Right now, I still have my -12D with astigmatism in one eye, a new lens in the one that was operated on which is about -1D (imagine the glasses!), not a very good vision in the dark, but almost no loss to the peripheral vision, which is pretty incredible with what happened.
But, of course, I couldn’t come back to my old job. I was forbidden to exert or strain myself, bend down or lift things heavier than 3 kg, and there was a lot of that in the production house.
My sick leave was coming to an end, I had no idea what I should do — there were offers, but I warned everyone about no-lifting (and there was another small surgery waiting in a few months), and somehow no one wanted to risk it.
And then literally two days after I officially quit and said good bye, Andris showed up in my inbox, offering me to do something that I’ve always done whenever I was interested in some product.

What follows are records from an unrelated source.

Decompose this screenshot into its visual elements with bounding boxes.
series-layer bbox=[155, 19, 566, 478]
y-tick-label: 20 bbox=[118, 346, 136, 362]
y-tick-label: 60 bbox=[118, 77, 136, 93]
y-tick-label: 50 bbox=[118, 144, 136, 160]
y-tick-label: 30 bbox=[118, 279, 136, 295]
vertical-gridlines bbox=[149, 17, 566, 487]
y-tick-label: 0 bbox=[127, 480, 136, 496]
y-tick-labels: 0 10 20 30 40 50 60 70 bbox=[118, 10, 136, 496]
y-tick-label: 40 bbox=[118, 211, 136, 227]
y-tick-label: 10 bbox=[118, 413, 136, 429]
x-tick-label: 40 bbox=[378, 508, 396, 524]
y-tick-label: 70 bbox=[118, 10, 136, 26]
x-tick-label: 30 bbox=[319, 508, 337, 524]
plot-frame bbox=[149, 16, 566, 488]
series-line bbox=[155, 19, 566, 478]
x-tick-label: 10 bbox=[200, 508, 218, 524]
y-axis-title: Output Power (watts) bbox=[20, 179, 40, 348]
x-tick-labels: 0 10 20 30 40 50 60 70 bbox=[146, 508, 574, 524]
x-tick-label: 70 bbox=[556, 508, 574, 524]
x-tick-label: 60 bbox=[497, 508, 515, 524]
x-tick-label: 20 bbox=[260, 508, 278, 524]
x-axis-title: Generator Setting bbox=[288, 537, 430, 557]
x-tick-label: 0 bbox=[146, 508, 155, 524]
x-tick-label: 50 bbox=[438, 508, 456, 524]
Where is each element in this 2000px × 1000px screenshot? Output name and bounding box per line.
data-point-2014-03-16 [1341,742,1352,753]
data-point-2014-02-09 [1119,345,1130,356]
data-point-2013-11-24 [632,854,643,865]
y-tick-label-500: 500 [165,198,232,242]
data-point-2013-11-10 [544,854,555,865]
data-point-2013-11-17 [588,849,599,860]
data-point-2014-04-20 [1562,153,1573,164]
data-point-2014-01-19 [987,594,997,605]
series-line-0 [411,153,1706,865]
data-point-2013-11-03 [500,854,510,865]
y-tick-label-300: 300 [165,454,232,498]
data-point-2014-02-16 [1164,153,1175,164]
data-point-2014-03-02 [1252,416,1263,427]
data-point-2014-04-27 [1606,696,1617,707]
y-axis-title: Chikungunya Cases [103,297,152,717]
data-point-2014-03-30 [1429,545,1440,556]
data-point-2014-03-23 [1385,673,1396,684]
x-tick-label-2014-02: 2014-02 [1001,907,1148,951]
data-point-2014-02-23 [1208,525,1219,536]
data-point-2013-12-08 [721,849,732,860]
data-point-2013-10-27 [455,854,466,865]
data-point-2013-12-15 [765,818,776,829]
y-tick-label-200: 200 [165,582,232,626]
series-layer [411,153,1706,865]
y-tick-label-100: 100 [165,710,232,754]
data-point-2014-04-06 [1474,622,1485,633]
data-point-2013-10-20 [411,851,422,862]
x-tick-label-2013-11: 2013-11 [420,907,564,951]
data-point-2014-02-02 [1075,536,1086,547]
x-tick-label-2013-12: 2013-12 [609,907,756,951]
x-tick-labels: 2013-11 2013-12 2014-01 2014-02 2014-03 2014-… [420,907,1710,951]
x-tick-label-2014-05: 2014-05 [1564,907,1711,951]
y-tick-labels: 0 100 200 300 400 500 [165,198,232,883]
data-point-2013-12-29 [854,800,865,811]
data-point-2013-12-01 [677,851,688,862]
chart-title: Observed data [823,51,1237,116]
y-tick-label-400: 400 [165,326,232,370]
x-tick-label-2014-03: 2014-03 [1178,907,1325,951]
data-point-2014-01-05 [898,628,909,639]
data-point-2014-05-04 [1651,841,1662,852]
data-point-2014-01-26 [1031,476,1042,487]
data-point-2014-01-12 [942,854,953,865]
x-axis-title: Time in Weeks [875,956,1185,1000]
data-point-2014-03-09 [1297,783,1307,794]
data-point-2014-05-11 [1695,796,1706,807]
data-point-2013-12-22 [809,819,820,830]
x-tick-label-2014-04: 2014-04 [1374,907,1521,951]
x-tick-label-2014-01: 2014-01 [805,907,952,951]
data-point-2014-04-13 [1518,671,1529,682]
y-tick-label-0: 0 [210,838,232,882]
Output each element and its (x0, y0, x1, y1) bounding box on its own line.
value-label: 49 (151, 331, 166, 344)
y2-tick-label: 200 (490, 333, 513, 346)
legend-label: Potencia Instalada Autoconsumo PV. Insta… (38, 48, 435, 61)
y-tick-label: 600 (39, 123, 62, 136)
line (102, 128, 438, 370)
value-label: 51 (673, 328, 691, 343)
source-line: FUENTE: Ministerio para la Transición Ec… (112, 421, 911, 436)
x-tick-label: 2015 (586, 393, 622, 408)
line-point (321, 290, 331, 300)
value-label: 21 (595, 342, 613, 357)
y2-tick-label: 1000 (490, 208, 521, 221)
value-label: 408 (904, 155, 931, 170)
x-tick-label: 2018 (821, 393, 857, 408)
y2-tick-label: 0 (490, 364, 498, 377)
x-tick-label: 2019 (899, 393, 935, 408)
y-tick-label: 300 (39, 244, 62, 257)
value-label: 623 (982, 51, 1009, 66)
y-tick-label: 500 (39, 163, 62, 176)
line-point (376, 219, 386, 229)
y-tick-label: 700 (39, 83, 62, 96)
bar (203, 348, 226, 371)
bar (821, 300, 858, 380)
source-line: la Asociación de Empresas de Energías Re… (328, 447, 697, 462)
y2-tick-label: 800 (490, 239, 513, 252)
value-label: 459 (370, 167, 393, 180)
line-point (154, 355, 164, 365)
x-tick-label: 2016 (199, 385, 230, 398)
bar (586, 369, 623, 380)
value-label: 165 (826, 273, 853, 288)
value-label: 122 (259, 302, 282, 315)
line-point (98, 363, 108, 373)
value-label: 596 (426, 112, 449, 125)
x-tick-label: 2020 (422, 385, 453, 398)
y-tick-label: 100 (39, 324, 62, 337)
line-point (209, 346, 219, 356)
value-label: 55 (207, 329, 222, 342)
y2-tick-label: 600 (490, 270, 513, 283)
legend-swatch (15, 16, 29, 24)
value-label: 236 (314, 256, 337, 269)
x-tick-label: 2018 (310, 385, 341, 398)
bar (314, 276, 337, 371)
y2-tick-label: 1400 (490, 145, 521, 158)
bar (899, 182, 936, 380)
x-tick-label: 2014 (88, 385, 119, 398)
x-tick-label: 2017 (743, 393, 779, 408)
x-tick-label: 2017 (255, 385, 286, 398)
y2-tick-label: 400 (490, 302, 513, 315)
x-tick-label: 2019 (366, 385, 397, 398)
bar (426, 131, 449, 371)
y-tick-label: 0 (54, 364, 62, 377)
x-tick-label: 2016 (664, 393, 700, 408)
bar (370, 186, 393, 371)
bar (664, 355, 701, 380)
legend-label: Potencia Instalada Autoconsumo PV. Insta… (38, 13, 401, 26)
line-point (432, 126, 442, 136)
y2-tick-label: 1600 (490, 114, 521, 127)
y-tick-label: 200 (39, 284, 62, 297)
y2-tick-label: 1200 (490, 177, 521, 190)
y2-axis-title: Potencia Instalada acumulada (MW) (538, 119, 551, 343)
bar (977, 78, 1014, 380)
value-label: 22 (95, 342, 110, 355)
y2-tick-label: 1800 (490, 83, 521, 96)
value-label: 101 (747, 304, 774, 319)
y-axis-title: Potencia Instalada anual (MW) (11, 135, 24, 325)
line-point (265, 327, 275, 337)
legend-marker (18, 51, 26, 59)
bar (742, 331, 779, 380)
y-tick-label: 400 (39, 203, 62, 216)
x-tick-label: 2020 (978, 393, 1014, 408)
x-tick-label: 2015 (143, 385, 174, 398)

So, to wrap things up, how do you like being a mod here? What’s your favorite part of it? Anything about Slant you would change?

Being a mod is being a one part fact checker, one part editor, one part detective, and one part THE WRATH OF GOD when you find a spammer, so I love it, of course.
The favorite part is probably when you see the community starting to grow — threads of comments, users helping each other. As a mod you’re close to everything and anything that happens on site, so you get to see these conversations evolving.
And as for what I would change… Some work-in-progress technical stuff aside, mostly I’d love to see more people coming and sticking around, asking, getting advice, and in turn advising others. It’s such a nice feeling when you actually help someone decide on whatever their conundrum is, why wouldn’t anyone want to be a part of that?